Leung Justin, Pollalis Dimitrios, Nair Gopa K G, Bailey Jeffrey K, Pennington Britney O, Khan Amir I, Kelly Kaitlin R, Yeh Ashley K, Sundaram Kartik S, Clegg Dennis O, Peng Chen-Ching, Xu Liya, Lee Sun Young
USC Dornsife College of Letters, Arts and Sciences, University of Southern California, Los Angeles, California, United States.
USC Ginsburg Institute for Biomedical Therapeutics, University of Southern California, Los Angeles, California, United States.
Invest Ophthalmol Vis Sci. 2024 Mar 5;65(3):6. doi: 10.1167/iovs.65.3.6.
Isolating extracellular vesicles (EVs) with high yield, replicable purity, and characterization remains a bottleneck in the development of EV therapeutics. To address these challenges, the current study aims to establish the necessary framework for preclinical and clinical studies in the development of stem cell-derived intraocular EV therapeutics.
Small EVs (sEVs) were separated from the conditioned cell culture medium (CCM) of the human embryogenic stem cell-derived fully polarized retinal pigment epithelium (hESC-RPE-sEV) by a commercially available microfluidic tangential flow filtration (TFF) device ExoDisc (ED) or differential ultracentrifugation (dUC). The scaling and concentration capabilities and purity of recovered sEVs were assessed. Size, number, and surface markers of sEVs were determined by orthogonal approaches using multiple devices.

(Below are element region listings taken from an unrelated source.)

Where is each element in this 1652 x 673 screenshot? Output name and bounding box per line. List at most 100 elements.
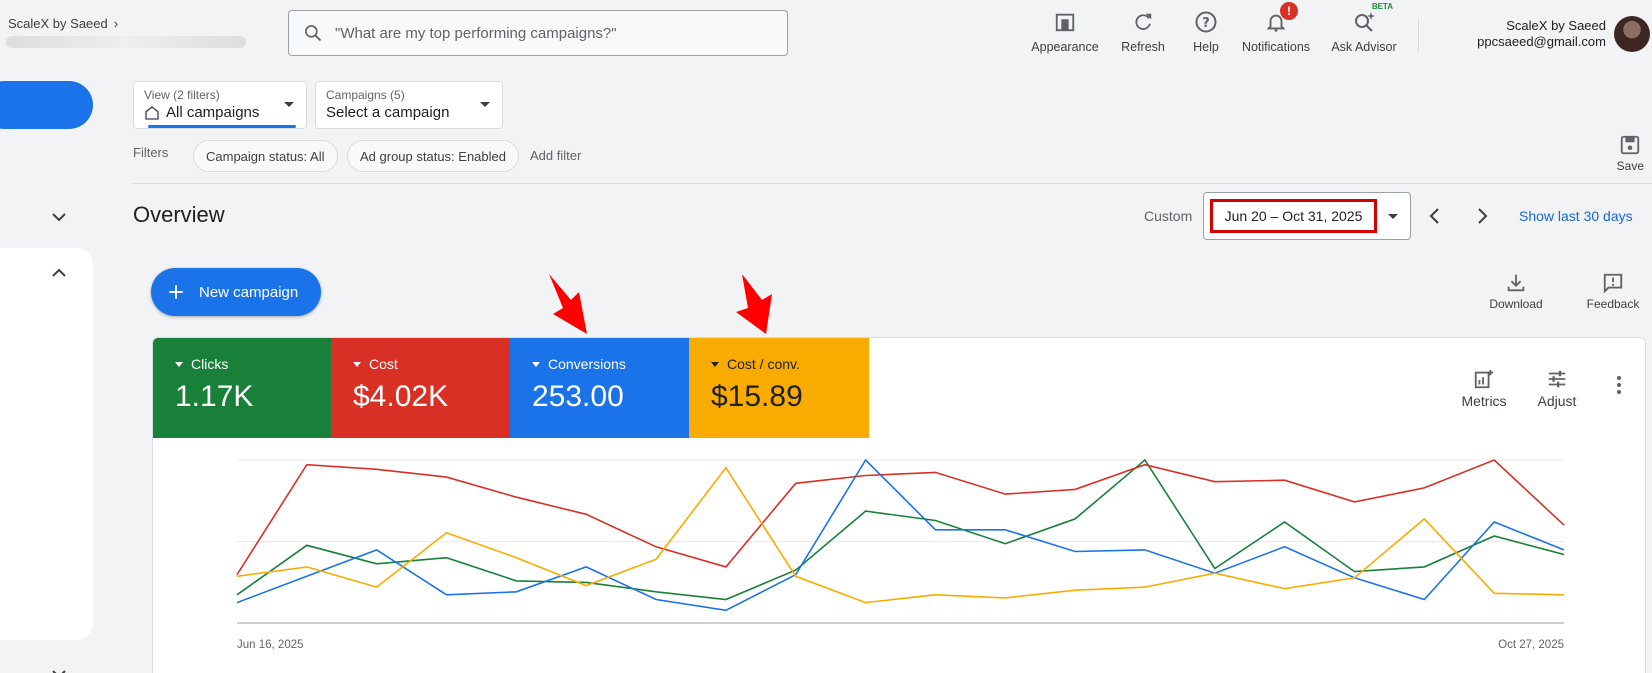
metric-tile-clicks[interactable]: Clicks 1.17K xyxy=(153,338,331,438)
header-divider xyxy=(1418,18,1419,52)
campaign-selector[interactable]: Campaigns (5) Select a campaign xyxy=(315,81,503,129)
dropdown-caret-icon xyxy=(284,102,294,107)
metrics-button[interactable]: Metrics xyxy=(1454,368,1514,409)
page-title: Overview xyxy=(133,202,225,227)
advisor-icon xyxy=(1355,12,1375,32)
new-campaign-button[interactable]: New campaign xyxy=(151,268,321,316)
series-line-cost-conv- xyxy=(236,466,1565,604)
metric-name: Cost xyxy=(369,356,398,372)
view-selector-underline xyxy=(148,125,296,128)
download-label: Download xyxy=(1489,297,1543,311)
view-selector-value: All campaigns xyxy=(166,104,260,121)
chart-add-icon xyxy=(1474,369,1494,389)
help-label: Help xyxy=(1193,40,1219,54)
metric-value: 253.00 xyxy=(532,380,624,413)
save-icon xyxy=(1621,135,1640,155)
annotation-arrow-icon xyxy=(549,274,587,334)
download-icon xyxy=(1507,274,1525,292)
performance-line-chart: Jun 16, 2025 Oct 27, 2025 xyxy=(236,458,1565,651)
chevron-right-icon: › xyxy=(113,16,119,31)
avatar[interactable] xyxy=(1614,16,1650,52)
feedback-icon xyxy=(1603,273,1623,294)
save-label: Save xyxy=(1616,159,1644,173)
notifications-button[interactable]: ! Notifications xyxy=(1237,2,1315,54)
filter-chip-campaign-status[interactable]: Campaign status: All xyxy=(193,140,338,172)
help-button[interactable]: ? Help xyxy=(1186,8,1226,54)
metric-value: $4.02K xyxy=(353,380,449,413)
chevron-up-icon[interactable] xyxy=(47,261,71,285)
rail-nav-panel xyxy=(0,248,93,640)
metric-name: Clicks xyxy=(191,356,229,372)
user-info[interactable]: ScaleX by Saeed ppcsaeed@gmail.com xyxy=(1477,18,1606,50)
date-range-type: Custom xyxy=(1144,208,1193,224)
refresh-icon xyxy=(1135,13,1152,30)
tune-icon xyxy=(1548,370,1566,388)
search-icon xyxy=(305,25,322,42)
appearance-button[interactable]: Appearance xyxy=(1030,8,1100,54)
new-campaign-label: New campaign xyxy=(199,283,299,301)
dropdown-caret-icon xyxy=(175,361,183,367)
chart-series-group xyxy=(236,458,1565,612)
adjust-button[interactable]: Adjust xyxy=(1529,368,1585,409)
annotation-arrow-icon xyxy=(736,274,772,334)
performance-card: Clicks 1.17K Cost $4.02K Conversions 253… xyxy=(152,337,1646,673)
view-selector-caption: View (2 filters) xyxy=(144,88,220,102)
rail-create-button[interactable] xyxy=(0,81,93,129)
account-switcher[interactable]: ScaleX by Saeed › xyxy=(8,16,118,31)
add-filter-button[interactable]: Add filter xyxy=(530,148,581,163)
show-last-30-days-link[interactable]: Show last 30 days xyxy=(1519,208,1633,224)
store-icon xyxy=(145,105,159,120)
user-name: ScaleX by Saeed xyxy=(1506,18,1606,33)
filter-chip-ad-group-status[interactable]: Ad group status: Enabled xyxy=(347,140,519,172)
chevron-down-icon[interactable] xyxy=(47,662,71,673)
feedback-button[interactable]: Feedback xyxy=(1582,272,1644,311)
dropdown-caret-icon xyxy=(1388,214,1398,219)
appearance-icon xyxy=(1055,13,1075,32)
filters-label: Filters xyxy=(133,145,169,160)
series-line-cost xyxy=(236,459,1565,576)
account-name: ScaleX by Saeed xyxy=(8,16,108,31)
metric-tile-cost[interactable]: Cost $4.02K xyxy=(331,338,511,438)
metrics-label: Metrics xyxy=(1461,393,1507,409)
search-bar[interactable]: "What are my top performing campaigns?" xyxy=(288,10,788,56)
campaign-selector-value: Select a campaign xyxy=(326,104,450,121)
ask-advisor-button[interactable]: BETA Ask Advisor xyxy=(1328,2,1400,54)
chevron-right-icon[interactable] xyxy=(1470,204,1494,228)
chevron-down-icon[interactable] xyxy=(47,205,71,229)
notifications-label: Notifications xyxy=(1241,40,1311,54)
metric-tile-conversions[interactable]: Conversions 253.00 xyxy=(510,338,690,438)
metric-name: Conversions xyxy=(548,356,626,372)
chevron-left-icon[interactable] xyxy=(1423,204,1447,228)
search-placeholder: "What are my top performing campaigns?" xyxy=(335,24,617,42)
series-line-conversions xyxy=(236,458,1565,612)
refresh-button[interactable]: Refresh xyxy=(1117,8,1169,54)
help-icon: ? xyxy=(1195,11,1217,33)
user-email: ppcsaeed@gmail.com xyxy=(1477,34,1606,49)
dropdown-caret-icon xyxy=(353,361,361,367)
svg-text:?: ? xyxy=(1202,16,1210,31)
feedback-label: Feedback xyxy=(1586,297,1640,311)
metric-value: $15.89 xyxy=(711,380,803,413)
adjust-label: Adjust xyxy=(1537,393,1577,409)
account-id-redacted xyxy=(6,36,246,48)
dropdown-caret-icon xyxy=(532,361,540,367)
x-axis-end-label: Oct 27, 2025 xyxy=(1498,639,1564,651)
ask-advisor-label: Ask Advisor xyxy=(1331,40,1397,54)
more-options-icon[interactable] xyxy=(1617,376,1621,397)
download-button[interactable]: Download xyxy=(1486,272,1546,311)
metric-value: 1.17K xyxy=(175,380,254,413)
view-selector[interactable]: View (2 filters) All campaigns xyxy=(133,81,307,129)
dropdown-caret-icon xyxy=(711,361,719,367)
x-axis-start-label: Jun 16, 2025 xyxy=(237,639,304,651)
plus-icon xyxy=(169,285,183,299)
metric-name: Cost / conv. xyxy=(727,356,800,372)
series-line-clicks xyxy=(236,458,1565,601)
date-range-value: Jun 20 – Oct 31, 2025 xyxy=(1210,199,1377,233)
campaign-selector-caption: Campaigns (5) xyxy=(326,88,405,102)
metric-tile-cost-per-conv[interactable]: Cost / conv. $15.89 xyxy=(689,338,869,438)
section-divider xyxy=(133,183,1652,184)
save-button[interactable]: Save xyxy=(1617,134,1644,173)
date-range-picker[interactable]: Jun 20 – Oct 31, 2025 xyxy=(1203,192,1411,240)
dropdown-caret-icon xyxy=(480,102,490,107)
appearance-label: Appearance xyxy=(1031,40,1099,54)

ED yielded higher numbers of sEVs, ranging from three to eight times higher depending on the measurement device, compared to dUC using the same 5 mL of CCM input. Within the same setting, the purity of ED-recovered hESC-RPE-sEVs was higher than that for dUC-recovered sEVs. ED yielded a higher concentration of particles, which is strongly correlated with the input volume, up to 10 mL (r = 0.98, P = 0.016). Meanwhile, comprehensive characterization profiles of EV surface markers between ED- and dUC-recovered hESC-RPE-sEVs were compatible.
Our study supports TFF as a valuable strategy for separating sEVs for the development of intraocular EV therapeutics. However, there is a growing need for diverse devices to optimize TFF for use in EV preparation. Using orthogonal approaches in EV characterization remains ideal for reliably characterizing heterogeneous EV.

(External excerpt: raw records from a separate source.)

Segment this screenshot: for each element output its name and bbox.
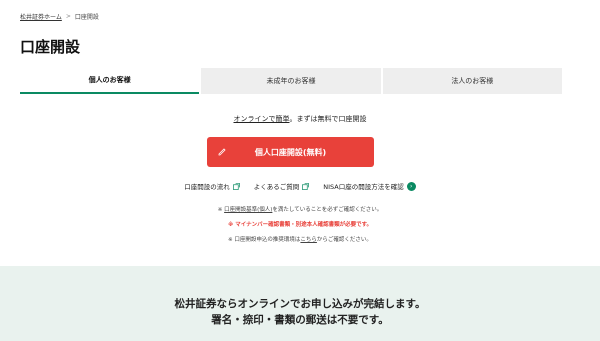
notes: ※ 口座開設基準(個人)を満たしていることを必ずご確認ください。 ※ マイナンバ… xyxy=(0,203,600,248)
external-link-icon xyxy=(302,182,310,190)
page-title: 口座開設 xyxy=(20,38,81,56)
help-links: 口座開設の流れ よくあるご質問 NISA口座の開設方法を確認 › xyxy=(0,181,600,191)
link-account-flow[interactable]: 口座開設の流れ xyxy=(184,181,240,191)
note-line-2: ※ マイナンバー確認書類・別途本人確認書類が必要です。 xyxy=(227,222,373,228)
note-line-1: ※ 口座開設基準(個人)を満たしていることを必ずご確認ください。 xyxy=(0,203,600,218)
note-line-3: ※ 口座開設申込の推奨環境はこちらからご確認ください。 xyxy=(0,233,600,248)
link-faq[interactable]: よくあるご質問 xyxy=(254,181,310,191)
note-1-suffix: を満たしていることを必ずご確認ください。 xyxy=(272,207,383,213)
open-account-button[interactable]: 個人口座開設(無料) xyxy=(207,137,374,167)
breadcrumb-separator: > xyxy=(65,13,71,20)
info-band-line-2: 署名・捺印・書類の郵送は不要です。 xyxy=(211,314,389,326)
breadcrumb-home-link[interactable]: 松井証券ホーム xyxy=(20,12,62,21)
account-criteria-link[interactable]: 口座開設基準(個人) xyxy=(224,207,272,213)
breadcrumb: 松井証券ホーム > 口座開設 xyxy=(20,12,99,21)
link-nisa[interactable]: NISA口座の開設方法を確認 › xyxy=(323,181,416,191)
tab-individual[interactable]: 個人のお客様 xyxy=(20,68,200,94)
pen-icon xyxy=(218,148,226,156)
tab-corporate[interactable]: 法人のお客様 xyxy=(382,68,562,94)
note-3-prefix: ※ 口座開設申込の推奨環境は xyxy=(228,237,301,243)
link-faq-label: よくあるご質問 xyxy=(253,183,300,191)
lead-text-emphasis: オンラインで簡単 xyxy=(233,115,290,123)
open-account-button-label: 個人口座開設(無料) xyxy=(254,147,327,157)
tab-minor[interactable]: 未成年のお客様 xyxy=(201,68,381,94)
lead-text: オンラインで簡単。まずは無料で口座開設 xyxy=(0,114,600,124)
environment-link[interactable]: こちら xyxy=(300,237,317,243)
info-band-text: 松井証券ならオンラインでお申し込みが完結します。 署名・捺印・書類の郵送は不要で… xyxy=(0,296,600,328)
note-3-suffix: からご確認ください。 xyxy=(316,237,372,243)
breadcrumb-current: 口座開設 xyxy=(74,14,99,21)
link-nisa-label: NISA口座の開設方法を確認 xyxy=(323,183,404,191)
info-band-line-1: 松井証券ならオンラインでお申し込みが完結します。 xyxy=(174,298,426,310)
external-link-icon xyxy=(232,182,240,190)
lead-text-rest: 。まずは無料で口座開設 xyxy=(289,115,367,123)
arrow-right-circle-icon: › xyxy=(406,181,416,191)
link-account-flow-label: 口座開設の流れ xyxy=(184,183,230,191)
tab-bar: 個人のお客様 未成年のお客様 法人のお客様 xyxy=(20,68,562,94)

以高产量、可重复的纯度分离细胞外囊泡(EVs)并进行表征仍然是EV治疗开发中的一个瓶颈。为应对这些挑战,本研究旨在为干细胞源性眼内EV治疗的临床前和临床研究建立必要的框架。
通过市售的微流控切向流过滤(TFF)装置ExoDisc(ED)或差速超速离心(dUC),从人胚胎干细胞源性完全极化视网膜色素上皮细胞的条件细胞培养基(CCM)中分离小EVs(sEVs)。评估回收的sEVs的规模化和浓缩能力以及纯度。使用多种设备通过正交方法确定sEVs的大小、数量和表面标志物。

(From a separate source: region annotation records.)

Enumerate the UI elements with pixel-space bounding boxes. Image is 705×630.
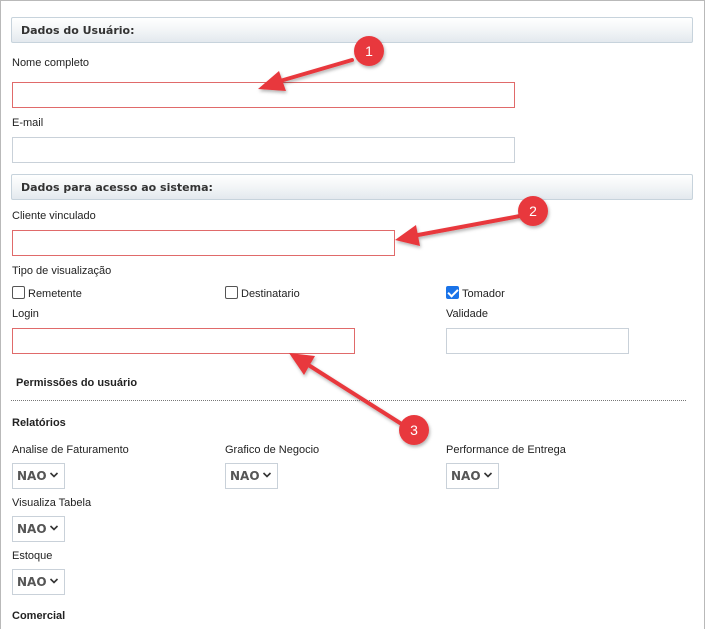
billing-analysis-value: NAO xyxy=(17,469,47,483)
delivery-performance-select[interactable]: NAO xyxy=(446,463,499,489)
business-chart-select[interactable]: NAO xyxy=(225,463,278,489)
email-input[interactable] xyxy=(12,137,515,163)
chevron-down-icon xyxy=(483,472,493,478)
chevron-down-icon xyxy=(262,472,272,478)
section-header-system-access: Dados para acesso ao sistema: xyxy=(11,174,693,200)
validity-input[interactable] xyxy=(446,328,629,354)
full-name-label: Nome completo xyxy=(12,57,90,69)
commercial-group-title: Comercial xyxy=(12,610,66,622)
tomador-label: Tomador xyxy=(462,288,505,300)
chevron-down-icon xyxy=(49,525,59,531)
view-table-value: NAO xyxy=(17,522,47,536)
view-table-label: Visualiza Tabela xyxy=(12,497,92,509)
billing-analysis-label: Analise de Faturamento xyxy=(12,444,129,456)
reports-group-title: Relatórios xyxy=(12,417,66,429)
validity-label: Validade xyxy=(446,308,488,320)
chevron-down-icon xyxy=(49,472,59,478)
permissions-divider xyxy=(11,400,686,401)
destinatario-checkbox[interactable] xyxy=(225,286,238,299)
full-name-input[interactable] xyxy=(12,82,515,108)
stock-value: NAO xyxy=(17,575,47,589)
login-label: Login xyxy=(12,308,39,320)
business-chart-label: Grafico de Negocio xyxy=(225,444,320,456)
permissions-title: Permissões do usuário xyxy=(16,377,138,389)
login-input[interactable] xyxy=(12,328,355,354)
stock-select[interactable]: NAO xyxy=(12,569,65,595)
linked-client-label: Cliente vinculado xyxy=(12,210,96,222)
billing-analysis-select[interactable]: NAO xyxy=(12,463,65,489)
remetente-checkbox[interactable] xyxy=(12,286,25,299)
view-table-select[interactable]: NAO xyxy=(12,516,65,542)
destinatario-label: Destinatario xyxy=(241,288,300,300)
delivery-performance-label: Performance de Entrega xyxy=(446,444,566,456)
section-header-user-data: Dados do Usuário: xyxy=(11,17,693,43)
chevron-down-icon xyxy=(49,578,59,584)
delivery-performance-value: NAO xyxy=(451,469,481,483)
tomador-checkbox[interactable] xyxy=(446,286,459,299)
stock-label: Estoque xyxy=(12,550,53,562)
email-label: E-mail xyxy=(12,117,44,129)
view-type-label: Tipo de visualização xyxy=(12,265,112,277)
linked-client-input[interactable] xyxy=(12,230,395,256)
business-chart-value: NAO xyxy=(230,469,260,483)
remetente-label: Remetente xyxy=(28,288,82,300)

与使用相同5 mL CCM输入的dUC相比,ED产生的sEVs数量更多,根据测量设备的不同,高出三到八倍。在相同条件下,ED回收的hESC-RPE-sEVs的纯度高于dUC回收的sEVs。ED产生的颗粒浓度更高,这与输入体积密切相关,最大可达10 mL(r = 0.98,P = 0.016)。同时,ED和dUC回收的hESC-RPE-sEVs之间的EV表面标志物综合表征图谱是兼容的。
我们的研究支持TFF作为分离sEVs以用于眼内EV治疗开发的一种有价值的策略。然而,越来越需要各种不同的设备来优化TFF以用于EV制备。在EV表征中使用正交方法仍然是可靠地表征异质EV的理想方法。